Thousands of investors will be thinking the same thing: why on earth didn’t I buy Capita last week? There’s a reason for that, of course.
Capita shares have been hopeless for ages. Over one year, they’re still down 24.84%. Over five years, they’ve crashed 81.7%. Investors have lost a lot more money on Capita than they’ve made. So what went wrong?
Capita is an outsourcing specialist and for many people, that will be explanation enough.
A troubled stock
Following the collapse of outsourcer Carillion, a Parliamentary committee “found that the Government’s overriding priority for outsourcing is spending as little money as possible while forcing contractors to take unacceptable levels of financial risk”.
Capita shares peaked at 795p in July 2015. Even after this week, they trade at just 20.26p. Last year’s massive cyberattack didn’t help. Capita has been through a lot.
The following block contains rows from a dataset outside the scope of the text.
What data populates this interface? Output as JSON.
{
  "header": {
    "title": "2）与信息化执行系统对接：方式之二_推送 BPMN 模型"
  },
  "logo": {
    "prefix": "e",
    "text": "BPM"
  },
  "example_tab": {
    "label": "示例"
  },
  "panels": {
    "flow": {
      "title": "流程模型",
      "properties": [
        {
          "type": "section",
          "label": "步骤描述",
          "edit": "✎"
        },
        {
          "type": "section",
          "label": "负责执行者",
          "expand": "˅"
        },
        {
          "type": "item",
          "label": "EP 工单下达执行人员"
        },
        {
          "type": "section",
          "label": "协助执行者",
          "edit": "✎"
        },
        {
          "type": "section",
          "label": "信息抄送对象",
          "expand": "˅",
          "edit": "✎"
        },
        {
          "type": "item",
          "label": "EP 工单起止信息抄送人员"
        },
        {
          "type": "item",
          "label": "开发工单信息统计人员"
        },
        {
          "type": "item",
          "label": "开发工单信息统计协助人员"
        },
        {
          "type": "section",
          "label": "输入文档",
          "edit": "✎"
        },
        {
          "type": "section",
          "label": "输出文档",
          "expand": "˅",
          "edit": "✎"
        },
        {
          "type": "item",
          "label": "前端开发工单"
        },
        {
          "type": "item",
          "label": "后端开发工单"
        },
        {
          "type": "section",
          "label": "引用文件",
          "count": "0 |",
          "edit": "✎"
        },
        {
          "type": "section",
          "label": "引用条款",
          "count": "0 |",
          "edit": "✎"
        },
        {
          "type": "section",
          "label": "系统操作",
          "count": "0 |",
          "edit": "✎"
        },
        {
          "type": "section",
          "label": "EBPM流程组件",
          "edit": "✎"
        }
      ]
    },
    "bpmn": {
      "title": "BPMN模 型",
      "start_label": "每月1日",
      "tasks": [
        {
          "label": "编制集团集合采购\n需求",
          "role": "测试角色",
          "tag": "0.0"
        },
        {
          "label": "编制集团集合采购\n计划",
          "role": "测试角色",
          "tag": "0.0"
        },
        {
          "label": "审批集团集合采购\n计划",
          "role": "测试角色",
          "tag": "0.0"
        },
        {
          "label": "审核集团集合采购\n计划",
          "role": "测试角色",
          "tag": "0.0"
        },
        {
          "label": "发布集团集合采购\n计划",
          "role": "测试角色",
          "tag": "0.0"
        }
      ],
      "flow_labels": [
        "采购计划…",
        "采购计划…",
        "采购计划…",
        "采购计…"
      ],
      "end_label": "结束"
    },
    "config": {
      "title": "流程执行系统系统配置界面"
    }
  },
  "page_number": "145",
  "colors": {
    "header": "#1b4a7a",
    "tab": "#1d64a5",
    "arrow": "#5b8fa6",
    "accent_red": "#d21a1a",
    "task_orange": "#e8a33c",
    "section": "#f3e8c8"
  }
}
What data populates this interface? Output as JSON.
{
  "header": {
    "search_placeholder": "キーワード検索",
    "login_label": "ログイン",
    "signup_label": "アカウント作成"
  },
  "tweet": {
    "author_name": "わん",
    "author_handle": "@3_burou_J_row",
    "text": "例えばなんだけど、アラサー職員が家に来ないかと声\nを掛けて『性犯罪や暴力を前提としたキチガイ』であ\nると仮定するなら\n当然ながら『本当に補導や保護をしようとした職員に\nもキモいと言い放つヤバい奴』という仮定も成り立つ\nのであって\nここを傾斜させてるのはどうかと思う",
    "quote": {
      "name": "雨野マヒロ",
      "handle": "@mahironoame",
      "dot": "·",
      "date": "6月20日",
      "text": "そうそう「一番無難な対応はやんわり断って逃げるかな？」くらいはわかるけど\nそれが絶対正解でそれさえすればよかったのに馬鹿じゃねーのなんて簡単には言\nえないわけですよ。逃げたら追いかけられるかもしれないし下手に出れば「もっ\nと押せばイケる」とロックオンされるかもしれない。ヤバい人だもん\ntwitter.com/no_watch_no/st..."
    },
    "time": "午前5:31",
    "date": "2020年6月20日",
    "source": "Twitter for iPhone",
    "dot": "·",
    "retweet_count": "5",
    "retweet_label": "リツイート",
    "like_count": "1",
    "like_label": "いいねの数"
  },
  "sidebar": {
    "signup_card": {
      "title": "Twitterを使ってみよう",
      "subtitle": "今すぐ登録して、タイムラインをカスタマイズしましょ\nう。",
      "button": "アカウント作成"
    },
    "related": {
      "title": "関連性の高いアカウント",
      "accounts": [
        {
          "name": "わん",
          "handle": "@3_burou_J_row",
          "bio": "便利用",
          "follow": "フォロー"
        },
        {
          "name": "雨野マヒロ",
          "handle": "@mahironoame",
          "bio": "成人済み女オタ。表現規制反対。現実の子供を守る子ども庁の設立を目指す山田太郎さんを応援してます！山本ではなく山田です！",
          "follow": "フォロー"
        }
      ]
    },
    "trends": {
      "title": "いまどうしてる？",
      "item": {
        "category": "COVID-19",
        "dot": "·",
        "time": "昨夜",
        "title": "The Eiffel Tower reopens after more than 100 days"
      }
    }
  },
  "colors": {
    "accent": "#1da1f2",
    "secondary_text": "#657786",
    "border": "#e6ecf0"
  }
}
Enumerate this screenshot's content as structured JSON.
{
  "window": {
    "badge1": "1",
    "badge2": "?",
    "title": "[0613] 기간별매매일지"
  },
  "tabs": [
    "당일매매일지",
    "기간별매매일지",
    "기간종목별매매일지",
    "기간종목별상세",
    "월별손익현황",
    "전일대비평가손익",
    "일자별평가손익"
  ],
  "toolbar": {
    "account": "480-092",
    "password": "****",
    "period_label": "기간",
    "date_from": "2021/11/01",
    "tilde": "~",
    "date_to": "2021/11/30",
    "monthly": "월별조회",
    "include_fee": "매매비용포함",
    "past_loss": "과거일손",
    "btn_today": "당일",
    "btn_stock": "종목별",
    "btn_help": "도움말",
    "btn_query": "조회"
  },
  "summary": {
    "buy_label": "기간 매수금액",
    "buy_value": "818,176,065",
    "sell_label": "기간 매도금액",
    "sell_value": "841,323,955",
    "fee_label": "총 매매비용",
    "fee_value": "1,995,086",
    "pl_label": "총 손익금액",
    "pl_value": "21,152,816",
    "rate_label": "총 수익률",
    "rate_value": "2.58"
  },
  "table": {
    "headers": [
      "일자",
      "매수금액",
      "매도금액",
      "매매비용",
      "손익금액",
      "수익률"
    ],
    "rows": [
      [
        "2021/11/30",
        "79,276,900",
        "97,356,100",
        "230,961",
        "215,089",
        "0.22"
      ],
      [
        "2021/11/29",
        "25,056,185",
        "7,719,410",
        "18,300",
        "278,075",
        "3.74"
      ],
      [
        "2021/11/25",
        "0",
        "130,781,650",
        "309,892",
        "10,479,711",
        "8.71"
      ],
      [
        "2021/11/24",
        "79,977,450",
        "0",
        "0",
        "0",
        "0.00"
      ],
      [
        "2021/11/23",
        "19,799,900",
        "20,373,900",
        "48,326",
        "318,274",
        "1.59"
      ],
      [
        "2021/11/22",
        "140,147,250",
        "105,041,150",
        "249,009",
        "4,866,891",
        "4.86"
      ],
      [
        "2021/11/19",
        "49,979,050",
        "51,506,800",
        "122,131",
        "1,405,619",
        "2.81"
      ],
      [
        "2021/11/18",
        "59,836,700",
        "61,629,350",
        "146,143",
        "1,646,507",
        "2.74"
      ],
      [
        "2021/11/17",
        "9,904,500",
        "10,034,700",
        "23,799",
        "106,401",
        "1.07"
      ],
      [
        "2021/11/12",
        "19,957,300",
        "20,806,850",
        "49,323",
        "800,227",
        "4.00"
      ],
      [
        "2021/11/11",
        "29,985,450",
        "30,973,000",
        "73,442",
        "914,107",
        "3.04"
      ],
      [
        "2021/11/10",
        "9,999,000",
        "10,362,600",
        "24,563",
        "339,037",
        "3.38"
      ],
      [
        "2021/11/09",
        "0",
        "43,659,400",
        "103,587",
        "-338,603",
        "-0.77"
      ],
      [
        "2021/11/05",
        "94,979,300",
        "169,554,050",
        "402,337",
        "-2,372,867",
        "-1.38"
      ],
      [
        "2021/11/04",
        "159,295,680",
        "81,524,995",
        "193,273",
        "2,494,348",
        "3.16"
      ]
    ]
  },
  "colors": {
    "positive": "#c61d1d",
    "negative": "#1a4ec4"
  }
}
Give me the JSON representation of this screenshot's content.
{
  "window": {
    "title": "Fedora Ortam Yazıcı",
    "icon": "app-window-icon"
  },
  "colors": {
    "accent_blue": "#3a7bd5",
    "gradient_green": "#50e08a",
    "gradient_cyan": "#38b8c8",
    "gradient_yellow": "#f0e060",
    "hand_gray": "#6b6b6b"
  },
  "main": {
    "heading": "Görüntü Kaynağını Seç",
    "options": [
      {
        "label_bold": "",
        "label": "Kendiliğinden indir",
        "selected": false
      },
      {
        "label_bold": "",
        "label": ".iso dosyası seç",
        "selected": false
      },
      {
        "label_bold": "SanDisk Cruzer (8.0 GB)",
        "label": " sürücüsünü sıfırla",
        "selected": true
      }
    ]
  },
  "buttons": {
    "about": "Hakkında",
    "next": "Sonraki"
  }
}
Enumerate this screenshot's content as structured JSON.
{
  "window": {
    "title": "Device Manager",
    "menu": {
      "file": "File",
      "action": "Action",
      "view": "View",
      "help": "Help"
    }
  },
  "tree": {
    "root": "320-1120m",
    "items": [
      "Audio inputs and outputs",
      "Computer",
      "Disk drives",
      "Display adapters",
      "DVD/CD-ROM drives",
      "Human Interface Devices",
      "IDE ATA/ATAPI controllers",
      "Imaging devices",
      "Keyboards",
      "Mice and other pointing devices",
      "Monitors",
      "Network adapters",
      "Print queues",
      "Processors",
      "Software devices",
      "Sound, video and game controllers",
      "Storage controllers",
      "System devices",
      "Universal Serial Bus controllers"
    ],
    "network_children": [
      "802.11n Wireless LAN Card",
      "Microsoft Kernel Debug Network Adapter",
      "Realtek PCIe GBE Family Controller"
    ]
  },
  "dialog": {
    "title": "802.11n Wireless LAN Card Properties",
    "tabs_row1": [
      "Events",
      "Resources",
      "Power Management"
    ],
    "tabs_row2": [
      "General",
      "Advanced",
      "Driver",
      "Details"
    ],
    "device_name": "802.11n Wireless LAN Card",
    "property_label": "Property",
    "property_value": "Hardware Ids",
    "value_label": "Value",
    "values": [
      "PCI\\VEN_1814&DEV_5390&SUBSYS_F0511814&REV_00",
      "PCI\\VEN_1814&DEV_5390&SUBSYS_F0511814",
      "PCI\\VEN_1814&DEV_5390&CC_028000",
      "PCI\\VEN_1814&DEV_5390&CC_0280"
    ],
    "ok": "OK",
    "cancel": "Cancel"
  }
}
Its latest results, published in May, did little to revive the share price, with adjusted revenues falling 9% in the four months to 31 April, due to local public service losses and reduced contract activity in defence and education. Capita is good at winning contracts, with a 77% success rate (albeit down from 80% in 2023). It’s not so good at making money from them.
Lift off began after Capita announced the renewal of its contract with the Cabinet Office to administer the Royal Mail Statutory Pension Scheme (RMSPS) on Tuesday, for an additional six years from 2026. An option to extend for a further two years would lift the contract’s total value to £48m.
But the real kicker was the news that it’s selling its public sector software business Capita One business for £200m to Orchard Information Systems, a subsidiary of MRI Software. First, it will bank a £4.8m cash dividend.
The board decided Capita was a non-core operation and the money raised would boost its balance sheet, pay down debt and fund its “transformation journey”.
Too risky for me
The news has applied rocket boosters to the share price, but I’m not sure it will continue to fly. Full-year 2023 results were a sluggish affair, with adjusted revenues up just 1.3% to £2.6bn.
Free cash flow was negative at £154.9m. Net debt was £545.5m, so the Capita One sale won’t clear all of that. It will still be large for a company with a market cap of £341m. No wonder the board is desperate to cut costs, targeting £60m of annual savings.
The outlook isn’t that exciting, as the board expects 2024 revenue to be broadly in line with 2023, with only a “modest improvement in operating margin”. The company has made a pre-tax loss in three of the last five years. Revenues have fallen too, as my chart shows.
Revenues | £3.678bn | £3.325bn | £3.183bn | £3.015bn | £2.815bn |
Pre-tax profit | -£62.6,m | -£49.4m | £285.6m | £61.4m | -£106.6m |
Another danger is that after the recent spike, investors could take their profits (or cut their losses). I suspect investors have had their fun for now. I can think of a heap of growth stocks I’d rather buy first.